I feel so truly fortunate to have a job that I absolutely love. Marlborough really is my dream school; I am so blessed to have such wonderful pupils, colleagues, parents and community. I find headship uplifting, a privilege, joyous, and yet….
This job that I love almost broke me physically, emotionally and mentally. I had ignored all of the signs and symptoms of stress for way too long, until I started to have a series of terrifying seizures and blackouts. These attacks were the physical manifestation of chronic stress; my body’s way of letting me know enough was enough.
With the benefit of hindsight, it is easy to see how I had got to this point. At this time, back in 2016, I was five years into my second headship, and had recently undertaken a temporary executive headship of another large primary school.
Being a headteacher had become everything, I had allowed it to be all-consuming. I never really switched off. School consumed all of my thoughts and energy. I stopped being ‘present’ for my partner, family and friends. I had no time or energy for anything other than work. Slowly, I lost sight of who I was as a person, the ‘real me’ vanished and I was just a headteacher. I worked increasingly long hours. There were times when I would still be sitting at school at 9:00pm at night trying to compose an email and just making mistake after mistake.
I had become a shadow of the person I used to be. Yet, each day I would put on my leadership mask and try and plough through. I buried my head in the sand, but I was beginning to unravel physically and emotionally. That is when the blackouts and seizures started. I was suffering from burnout and was subsequently diagnosed with chronic stress and clinical depression. I clearly remember lying in a hospital bed back in 2016 and deciding that if I was going to continue in this job that I loved, I had to find a way to do it differently.
This was the wake-up call I needed and the start of my journey to meet my own well-being needs.
My first step was to start looking after my physical health.
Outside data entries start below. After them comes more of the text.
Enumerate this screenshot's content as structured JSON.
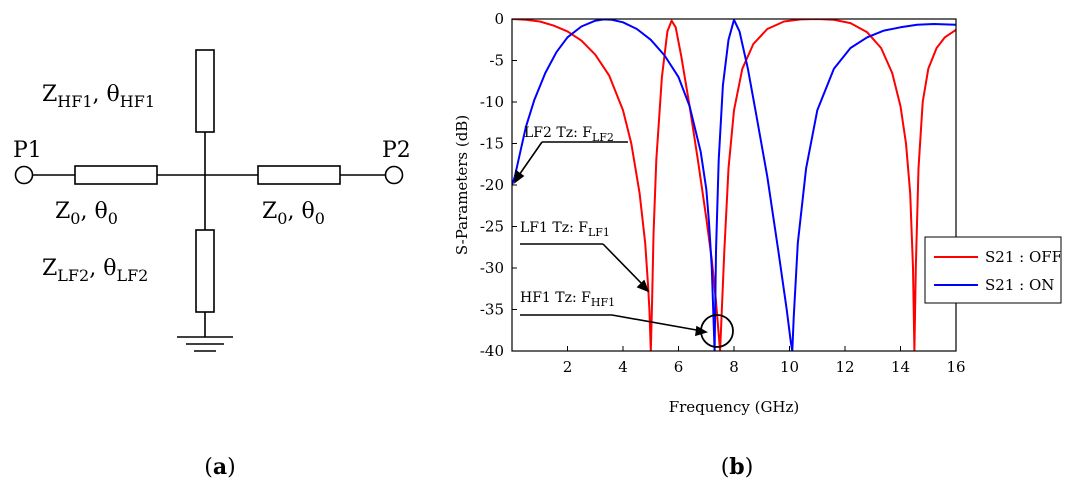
{
  "schematic": {
    "port1": "P1",
    "port2": "P2",
    "stub_hf1": {
      "z": "Z",
      "z_sub": "HF1",
      "sep": ", ",
      "theta": "θ",
      "theta_sub": "HF1"
    },
    "line_left": {
      "z": "Z",
      "z_sub": "0",
      "sep": ", ",
      "theta": "θ",
      "theta_sub": "0"
    },
    "line_right": {
      "z": "Z",
      "z_sub": "0",
      "sep": ", ",
      "theta": "θ",
      "theta_sub": "0"
    },
    "stub_lf2": {
      "z": "Z",
      "z_sub": "LF2",
      "sep": ", ",
      "theta": "θ",
      "theta_sub": "LF2"
    }
  },
  "captions": {
    "a": "a",
    "b": "b",
    "open": "(",
    "close": ")"
  },
  "annotations": {
    "lf2": {
      "text": "LF2 Tz: F",
      "sub": "LF2"
    },
    "lf1": {
      "text": "LF1 Tz: F",
      "sub": "LF1"
    },
    "hf1": {
      "text": "HF1 Tz: F",
      "sub": "HF1"
    }
  },
  "colors": {
    "off": "#ff0000",
    "on": "#0000ff"
  },
  "chart_data": {
    "type": "line",
    "xlabel": "Frequency (GHz)",
    "ylabel": "S-Parameters (dB)",
    "xlim": [
      0,
      16
    ],
    "ylim": [
      -40,
      0
    ],
    "xticks": [
      2,
      4,
      6,
      8,
      10,
      12,
      14,
      16
    ],
    "yticks": [
      0,
      -5,
      -10,
      -15,
      -20,
      -25,
      -30,
      -35,
      -40
    ],
    "grid": false,
    "legend_position": "right",
    "series": [
      {
        "name": "S21 : OFF",
        "color": "#ff0000",
        "x": [
          0.0,
          0.5,
          1.0,
          1.5,
          2.0,
          2.5,
          3.0,
          3.5,
          4.0,
          4.3,
          4.6,
          4.8,
          4.9,
          4.95,
          5.0,
          5.05,
          5.1,
          5.2,
          5.4,
          5.6,
          5.75,
          5.9,
          6.1,
          6.4,
          6.7,
          7.0,
          7.2,
          7.35,
          7.45,
          7.5,
          7.55,
          7.65,
          7.8,
          8.0,
          8.3,
          8.7,
          9.2,
          9.8,
          10.4,
          11.0,
          11.6,
          12.2,
          12.8,
          13.3,
          13.7,
          14.0,
          14.2,
          14.35,
          14.45,
          14.5,
          14.55,
          14.65,
          14.8,
          15.0,
          15.3,
          15.6,
          16.0
        ],
        "y": [
          0.0,
          -0.1,
          -0.3,
          -0.8,
          -1.5,
          -2.6,
          -4.3,
          -6.8,
          -11.0,
          -15.0,
          -21.0,
          -27.0,
          -32.0,
          -35.0,
          -40.0,
          -34.0,
          -26.0,
          -17.0,
          -7.0,
          -1.5,
          -0.2,
          -1.0,
          -4.5,
          -10.5,
          -17.0,
          -24.0,
          -29.0,
          -34.0,
          -38.0,
          -40.0,
          -36.0,
          -28.0,
          -18.0,
          -11.0,
          -6.0,
          -3.0,
          -1.2,
          -0.3,
          -0.05,
          0.0,
          -0.1,
          -0.5,
          -1.6,
          -3.5,
          -6.5,
          -10.5,
          -15.0,
          -21.0,
          -30.0,
          -40.0,
          -30.0,
          -18.0,
          -10.0,
          -6.0,
          -3.5,
          -2.2,
          -1.3
        ]
      },
      {
        "name": "S21 : ON",
        "color": "#0000ff",
        "x": [
          0.0,
          0.1,
          0.3,
          0.5,
          0.8,
          1.2,
          1.6,
          2.0,
          2.5,
          3.0,
          3.3,
          3.6,
          4.0,
          4.5,
          5.0,
          5.5,
          6.0,
          6.4,
          6.8,
          7.0,
          7.1,
          7.2,
          7.25,
          7.3,
          7.35,
          7.45,
          7.6,
          7.8,
          8.0,
          8.2,
          8.5,
          8.8,
          9.2,
          9.6,
          9.9,
          10.05,
          10.1,
          10.15,
          10.3,
          10.6,
          11.0,
          11.6,
          12.2,
          12.8,
          13.4,
          14.0,
          14.6,
          15.2,
          16.0
        ],
        "y": [
          -20.0,
          -19.0,
          -16.0,
          -13.0,
          -9.8,
          -6.5,
          -4.0,
          -2.2,
          -0.9,
          -0.2,
          -0.05,
          -0.1,
          -0.4,
          -1.2,
          -2.5,
          -4.4,
          -7.0,
          -10.5,
          -16.0,
          -20.5,
          -24.5,
          -30.0,
          -35.0,
          -40.0,
          -28.0,
          -17.0,
          -8.0,
          -2.5,
          -0.1,
          -1.5,
          -6.0,
          -11.5,
          -19.0,
          -28.0,
          -35.0,
          -39.0,
          -40.0,
          -36.0,
          -27.0,
          -18.0,
          -11.0,
          -6.0,
          -3.5,
          -2.2,
          -1.4,
          -1.0,
          -0.7,
          -0.6,
          -0.7
        ]
      }
    ]
  }
}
I started walking to work, I joined a running club, and I started going to weekly yoga classes.
I started to re-establish proper work / home boundaries. I removed work emails off my iPad (no more checking school emails when I was on holiday in France). I forced myself to leave work by 4:00pm once a week so that I could get to my running club.
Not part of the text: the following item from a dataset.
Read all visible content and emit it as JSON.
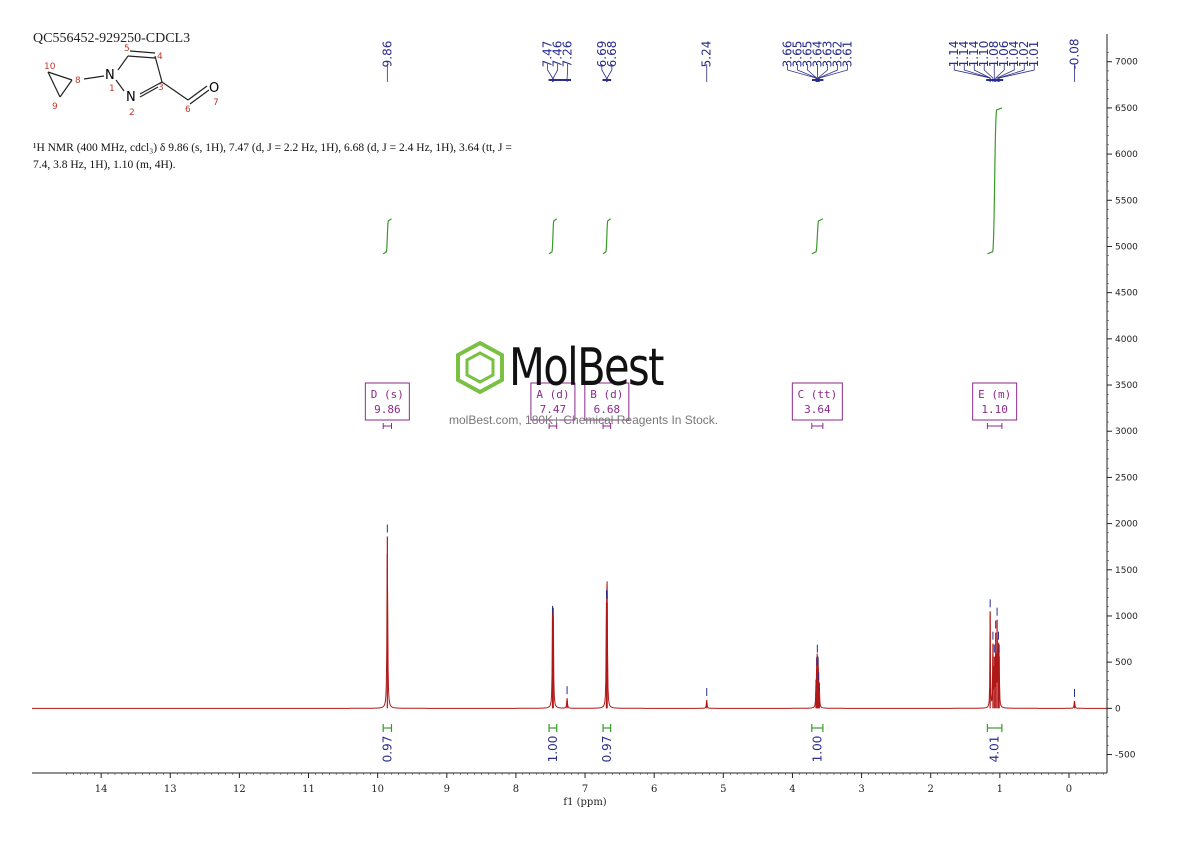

I then emailed Viv Grant from Integrity Coaching. I had read her book Staying a Head. I admired her honesty in writing about what had happened to her and how she had moved forward. I engaged with 1:1 leadership coaching sessions with Viv, attended a leadership retreat and subsequently completed my coaching training.
I also engaged a leadership consultant, Sally Evans (Perform and Grow) to collaborate with me and my team. This partnership grew and developed over a period of five years. We transformed the school culture through the establishment of our reciprocal high performing team behaviours, we realigned roles and responsibilities, moved to a flat structure, developed trust and positive relationships. I began to see how when I am at my best, I get so much more out of those I lead.
Here I am now, still a headteacher … a happy, flourishing and healthy leader. I continue to be ferociously protective of my well-being and I am equally proactive in supporting my colleagues and school community in meeting their well-being needs. In sharing my leadership story, my aim is to provide hope. You absolutely can thrive in leadership, rather than just survive, you just need to start putting yourself first.